[erlang-questions] Erlang math libraries

ok <>
Thu May 17 02:23:48 CEST 2007


On 16 May 2007, at 3:39 pm, Jay Anderson wrote:
> That's too bad, many big numerical computations are highly  
> parallelizable which seems to be the big sell of erlang.

There's a distinction between "parallel" and "concurrent".
Erlang is designed for concurrency and distribution rather than
parallelism.

> Are there reasons these problems are not solved with erlang?

If I want Fortran, I know where to find it.  If I have a numeric
problem which is big enough and hard enough that I want to run it
in parallel, I want it to be efficient.  There is no substitute
for a language that provides a compiler with enough information to
pare overheads to the bone, and unfortunately compilers that are
really good at optimising numeric code are not cheap to develop.
Putting that kind of support into Erlang would have taken scarce
development resources away from the kind of problems Erlang was
invented for.

Mind you, it would be nice to have good numeric performance *as well*,
and one could certainly imagine an amalgam of Erlang and APL (but not,
please, J; there are good ideas in J but readability isn't one of them).

Let's take an example.

8000 dot products of 3000-element vectors:
    Fortran 90:  0.79 seconds  (Sun Fortran compiler, -O3)
    C 89:        1.96 seconds  (Sun C compiler, -xO3)
    Erlang:     42.33 seconds  (erlc +native)

You would have to be running on at least 54 machines (assuming linear
speedup) for parallel Erlang code to catch up with Fortran, but then
the Fortran compiler I use would do automatic parallelisation for me
if I had the right licence (quick check: by golly I *DO*, it's just
that I only have a uniprocessor machine).
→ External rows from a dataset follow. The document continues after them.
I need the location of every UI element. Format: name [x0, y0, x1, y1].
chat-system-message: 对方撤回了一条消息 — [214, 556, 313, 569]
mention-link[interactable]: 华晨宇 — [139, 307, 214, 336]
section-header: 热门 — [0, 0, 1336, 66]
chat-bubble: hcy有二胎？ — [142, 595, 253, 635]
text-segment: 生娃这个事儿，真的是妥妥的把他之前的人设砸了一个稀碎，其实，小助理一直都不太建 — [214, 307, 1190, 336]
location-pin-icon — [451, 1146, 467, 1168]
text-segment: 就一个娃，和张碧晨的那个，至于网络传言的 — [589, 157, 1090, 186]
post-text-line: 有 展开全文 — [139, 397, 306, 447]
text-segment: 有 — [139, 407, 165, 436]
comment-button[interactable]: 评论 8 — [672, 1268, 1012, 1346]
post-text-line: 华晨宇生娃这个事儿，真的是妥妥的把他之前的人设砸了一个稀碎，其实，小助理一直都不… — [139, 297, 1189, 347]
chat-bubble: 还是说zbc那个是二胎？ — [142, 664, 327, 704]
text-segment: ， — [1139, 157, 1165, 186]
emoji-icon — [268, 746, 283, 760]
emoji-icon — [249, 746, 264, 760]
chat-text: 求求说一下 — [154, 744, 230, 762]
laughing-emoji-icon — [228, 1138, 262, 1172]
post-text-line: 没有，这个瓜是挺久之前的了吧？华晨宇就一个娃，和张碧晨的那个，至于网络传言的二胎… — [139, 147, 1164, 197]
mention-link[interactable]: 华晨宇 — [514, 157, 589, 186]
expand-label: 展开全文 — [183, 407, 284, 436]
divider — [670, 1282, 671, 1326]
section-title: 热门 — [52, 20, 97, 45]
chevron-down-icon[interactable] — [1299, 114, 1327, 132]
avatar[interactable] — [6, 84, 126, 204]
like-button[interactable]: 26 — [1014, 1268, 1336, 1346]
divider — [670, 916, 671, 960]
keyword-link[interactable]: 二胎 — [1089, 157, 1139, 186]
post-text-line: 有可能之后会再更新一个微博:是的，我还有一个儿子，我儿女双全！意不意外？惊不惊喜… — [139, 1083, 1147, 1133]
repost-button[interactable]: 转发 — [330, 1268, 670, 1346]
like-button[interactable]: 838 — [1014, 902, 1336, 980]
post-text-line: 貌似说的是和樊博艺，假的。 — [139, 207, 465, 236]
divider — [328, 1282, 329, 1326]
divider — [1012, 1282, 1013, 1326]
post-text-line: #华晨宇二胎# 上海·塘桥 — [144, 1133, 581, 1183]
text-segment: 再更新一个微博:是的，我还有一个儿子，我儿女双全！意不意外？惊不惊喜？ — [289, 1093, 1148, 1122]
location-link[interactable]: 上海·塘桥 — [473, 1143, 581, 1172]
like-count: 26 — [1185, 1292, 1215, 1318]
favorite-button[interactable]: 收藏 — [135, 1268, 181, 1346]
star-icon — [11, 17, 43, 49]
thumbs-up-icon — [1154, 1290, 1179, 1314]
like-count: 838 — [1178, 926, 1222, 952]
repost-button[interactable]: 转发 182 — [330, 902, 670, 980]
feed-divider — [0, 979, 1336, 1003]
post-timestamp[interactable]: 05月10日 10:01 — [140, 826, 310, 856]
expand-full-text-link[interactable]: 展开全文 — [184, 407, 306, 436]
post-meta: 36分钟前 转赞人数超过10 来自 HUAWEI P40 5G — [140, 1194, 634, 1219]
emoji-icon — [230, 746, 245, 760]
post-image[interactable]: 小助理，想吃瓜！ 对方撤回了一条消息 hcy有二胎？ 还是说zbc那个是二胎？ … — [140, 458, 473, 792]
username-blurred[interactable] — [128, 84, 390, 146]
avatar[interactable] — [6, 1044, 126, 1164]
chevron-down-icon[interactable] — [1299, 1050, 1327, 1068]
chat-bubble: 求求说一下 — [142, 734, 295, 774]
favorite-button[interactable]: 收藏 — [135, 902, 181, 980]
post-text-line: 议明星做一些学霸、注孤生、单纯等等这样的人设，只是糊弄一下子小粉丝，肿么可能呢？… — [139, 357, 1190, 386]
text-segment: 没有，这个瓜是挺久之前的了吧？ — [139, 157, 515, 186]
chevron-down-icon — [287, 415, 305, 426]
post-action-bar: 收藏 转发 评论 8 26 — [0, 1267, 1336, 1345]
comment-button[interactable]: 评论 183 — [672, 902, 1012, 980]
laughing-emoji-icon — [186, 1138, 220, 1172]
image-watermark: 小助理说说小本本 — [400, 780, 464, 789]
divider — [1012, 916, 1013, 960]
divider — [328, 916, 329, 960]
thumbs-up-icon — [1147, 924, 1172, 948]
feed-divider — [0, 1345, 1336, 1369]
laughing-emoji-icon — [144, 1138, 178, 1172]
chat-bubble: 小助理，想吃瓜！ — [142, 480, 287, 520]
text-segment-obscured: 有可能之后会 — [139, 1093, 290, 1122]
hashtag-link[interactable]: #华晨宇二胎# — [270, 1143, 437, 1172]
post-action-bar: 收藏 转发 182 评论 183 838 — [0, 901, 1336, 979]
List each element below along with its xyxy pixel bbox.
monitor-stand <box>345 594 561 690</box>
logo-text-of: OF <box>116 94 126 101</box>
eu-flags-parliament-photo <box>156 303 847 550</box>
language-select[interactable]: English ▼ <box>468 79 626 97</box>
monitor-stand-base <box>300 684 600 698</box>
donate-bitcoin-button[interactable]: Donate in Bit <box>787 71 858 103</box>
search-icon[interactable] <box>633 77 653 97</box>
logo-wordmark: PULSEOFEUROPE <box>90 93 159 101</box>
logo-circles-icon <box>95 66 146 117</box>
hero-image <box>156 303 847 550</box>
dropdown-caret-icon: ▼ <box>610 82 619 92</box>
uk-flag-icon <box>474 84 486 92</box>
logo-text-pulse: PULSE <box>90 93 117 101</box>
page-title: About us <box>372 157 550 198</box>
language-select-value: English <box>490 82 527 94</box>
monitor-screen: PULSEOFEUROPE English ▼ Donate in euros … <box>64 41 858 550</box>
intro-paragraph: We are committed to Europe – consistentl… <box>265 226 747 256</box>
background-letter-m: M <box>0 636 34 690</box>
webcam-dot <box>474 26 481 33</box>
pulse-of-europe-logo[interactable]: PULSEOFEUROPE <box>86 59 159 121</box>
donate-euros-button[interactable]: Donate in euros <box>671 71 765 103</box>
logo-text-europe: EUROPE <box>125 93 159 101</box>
> I'd want to do much larger matrix operations.
> Any thoughts on how to represent a matrix with erlang? (dense or
> sparse) Would a list of lists be good enough or would there be a  
> better way?

A list of lists is good enough *expressively*.  You can even do
Gaussian elimination with partial pivoting with surprising ease.
However, think about the space and memory reference count overheads
compared with Fortran or C arrays numbers: both are a factor of two.

Another representation is better for parallelism:
     1x1 matrix: a number
     2nx2n matrix: {TL,TR,
                    BL,BR}
For example,

     matrix_add({Atl,Atr,Abl,Abr}, {Btl,Btr,Bbl,Bbr}) ->
         {matrix_add(Atl,Btl), matrix_add(Atr,Btr),
          matrix_add(Abl,Abl), matrix_add(Abr,Bbr)};
     matrix_add(A, B) -> A+B.

The child adds can proceed in parallel without having to wade through
a whole lot of list cells to find their work.